Historic Oklahoma Town Hosts Special Train
To Help Celebrate The Holidays

By David Peter Alan

Guthrie, Oklahoma, the state’s most historic town, always celebrates the holidays in style. This year, visitors will have an extra added attraction; a special train to take them to the celebration. Amtrak will extend the Heartland Flyer north of its regular terminal of Oklahoma City this coming weekend.

The train will run on its regular schedule between Fort Worth and Oklahoma City and then head north for an additional 31 miles, arriving in Guthrie at 10:55 pm this Thursday, Friday and Saturday, December 10th, 11th and 12th. Returning, the train will leave Guthrie on Friday, Saturday and Sunday mornings at 7:15 am and continue on its regular schedule to Fort Worth. The extended runs will provide travelers with a rare opportunity to visit Gurthrie, since the town is not served by any scheduled public transportation.

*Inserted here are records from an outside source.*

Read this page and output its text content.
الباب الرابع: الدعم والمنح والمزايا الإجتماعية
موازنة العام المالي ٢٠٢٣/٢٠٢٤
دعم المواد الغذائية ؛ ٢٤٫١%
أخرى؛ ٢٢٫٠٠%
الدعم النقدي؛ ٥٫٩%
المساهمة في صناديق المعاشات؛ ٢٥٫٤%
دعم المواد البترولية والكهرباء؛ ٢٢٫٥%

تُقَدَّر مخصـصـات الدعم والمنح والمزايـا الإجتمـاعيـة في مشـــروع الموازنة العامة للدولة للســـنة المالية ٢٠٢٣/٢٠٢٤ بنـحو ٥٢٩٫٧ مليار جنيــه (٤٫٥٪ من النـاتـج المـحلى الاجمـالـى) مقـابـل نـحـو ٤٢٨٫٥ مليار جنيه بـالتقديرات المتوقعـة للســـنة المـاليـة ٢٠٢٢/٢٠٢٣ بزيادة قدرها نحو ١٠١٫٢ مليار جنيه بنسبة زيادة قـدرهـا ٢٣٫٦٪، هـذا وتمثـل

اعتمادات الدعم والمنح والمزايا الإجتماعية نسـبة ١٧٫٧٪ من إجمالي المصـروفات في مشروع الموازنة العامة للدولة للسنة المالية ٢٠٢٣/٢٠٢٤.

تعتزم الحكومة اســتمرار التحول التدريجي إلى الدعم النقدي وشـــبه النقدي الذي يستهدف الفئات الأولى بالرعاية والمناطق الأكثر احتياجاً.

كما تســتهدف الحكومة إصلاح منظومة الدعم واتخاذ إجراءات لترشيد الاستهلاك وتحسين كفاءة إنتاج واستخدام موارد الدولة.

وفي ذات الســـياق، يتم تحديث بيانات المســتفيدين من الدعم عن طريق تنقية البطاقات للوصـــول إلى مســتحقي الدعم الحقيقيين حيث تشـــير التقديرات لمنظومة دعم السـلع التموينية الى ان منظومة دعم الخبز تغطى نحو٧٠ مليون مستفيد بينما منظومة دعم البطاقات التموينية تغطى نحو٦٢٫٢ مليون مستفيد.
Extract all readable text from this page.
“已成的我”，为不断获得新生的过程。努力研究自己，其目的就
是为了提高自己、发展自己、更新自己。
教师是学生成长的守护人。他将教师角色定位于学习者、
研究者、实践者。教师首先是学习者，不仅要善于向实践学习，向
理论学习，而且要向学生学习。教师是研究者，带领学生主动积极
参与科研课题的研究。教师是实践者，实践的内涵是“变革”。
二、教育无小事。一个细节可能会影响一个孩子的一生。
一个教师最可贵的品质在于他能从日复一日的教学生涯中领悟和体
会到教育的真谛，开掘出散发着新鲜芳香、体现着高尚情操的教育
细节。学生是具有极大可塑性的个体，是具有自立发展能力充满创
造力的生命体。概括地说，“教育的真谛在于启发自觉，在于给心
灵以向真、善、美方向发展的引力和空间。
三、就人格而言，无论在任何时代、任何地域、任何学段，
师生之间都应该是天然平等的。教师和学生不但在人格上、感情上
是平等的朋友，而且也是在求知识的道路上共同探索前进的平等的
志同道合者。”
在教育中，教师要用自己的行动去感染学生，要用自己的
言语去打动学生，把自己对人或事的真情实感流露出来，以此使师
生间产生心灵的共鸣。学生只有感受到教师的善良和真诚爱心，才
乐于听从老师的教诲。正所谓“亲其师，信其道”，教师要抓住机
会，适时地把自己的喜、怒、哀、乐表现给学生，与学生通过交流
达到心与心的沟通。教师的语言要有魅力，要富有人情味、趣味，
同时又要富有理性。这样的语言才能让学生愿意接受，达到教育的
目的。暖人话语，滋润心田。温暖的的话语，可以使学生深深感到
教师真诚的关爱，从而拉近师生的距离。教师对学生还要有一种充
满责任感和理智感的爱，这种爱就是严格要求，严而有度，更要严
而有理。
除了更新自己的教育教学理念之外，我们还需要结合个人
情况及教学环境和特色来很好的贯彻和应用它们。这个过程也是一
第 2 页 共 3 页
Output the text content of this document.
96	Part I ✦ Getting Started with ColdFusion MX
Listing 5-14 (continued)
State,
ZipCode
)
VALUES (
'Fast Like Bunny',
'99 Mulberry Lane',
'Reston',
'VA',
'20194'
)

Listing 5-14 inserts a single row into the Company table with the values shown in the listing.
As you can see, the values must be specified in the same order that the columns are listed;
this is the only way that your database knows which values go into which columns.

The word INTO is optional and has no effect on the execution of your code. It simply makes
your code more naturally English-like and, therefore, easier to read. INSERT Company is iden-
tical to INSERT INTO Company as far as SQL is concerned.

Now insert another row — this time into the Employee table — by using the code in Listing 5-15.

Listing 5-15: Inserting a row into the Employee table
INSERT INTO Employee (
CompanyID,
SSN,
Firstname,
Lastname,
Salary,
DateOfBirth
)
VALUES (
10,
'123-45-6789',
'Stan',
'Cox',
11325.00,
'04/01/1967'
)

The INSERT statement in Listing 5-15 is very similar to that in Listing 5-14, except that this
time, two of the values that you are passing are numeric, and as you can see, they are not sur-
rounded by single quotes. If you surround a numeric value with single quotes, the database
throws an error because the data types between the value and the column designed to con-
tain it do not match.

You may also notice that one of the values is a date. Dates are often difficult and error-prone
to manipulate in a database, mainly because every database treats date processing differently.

It had daily rail service on Santa Fe’s Texas Chief and later on Amtrak’s Lone Star Limited, until the train was discontinued in 1979. Visitors from as far away as Chicago and San Antonio can visit Guthrie for this special occasion, since the Heartland Flyer connects with Amtrak’s Texas Eagle at Fort Worth.

The town celebrates its history during the holiday season with a locally-produced adaptation of Charles Dickens’ A Christmas Carol entitled A Territorial Christmas. Historic homes and commercial buildings are decorated for the Christmas season, and the town celebration includes walking tours, concerts and other activities. According to Mary Coffin, President of the Chamber of Commerce, residents in period attire will be on hand to ride the special train and greet visitors when they arrive in Guthrie. Due to the train’s schedule, visitors will need to spend two nights in town, and the Chamber encourages them to stay at one of the town’s historic inns.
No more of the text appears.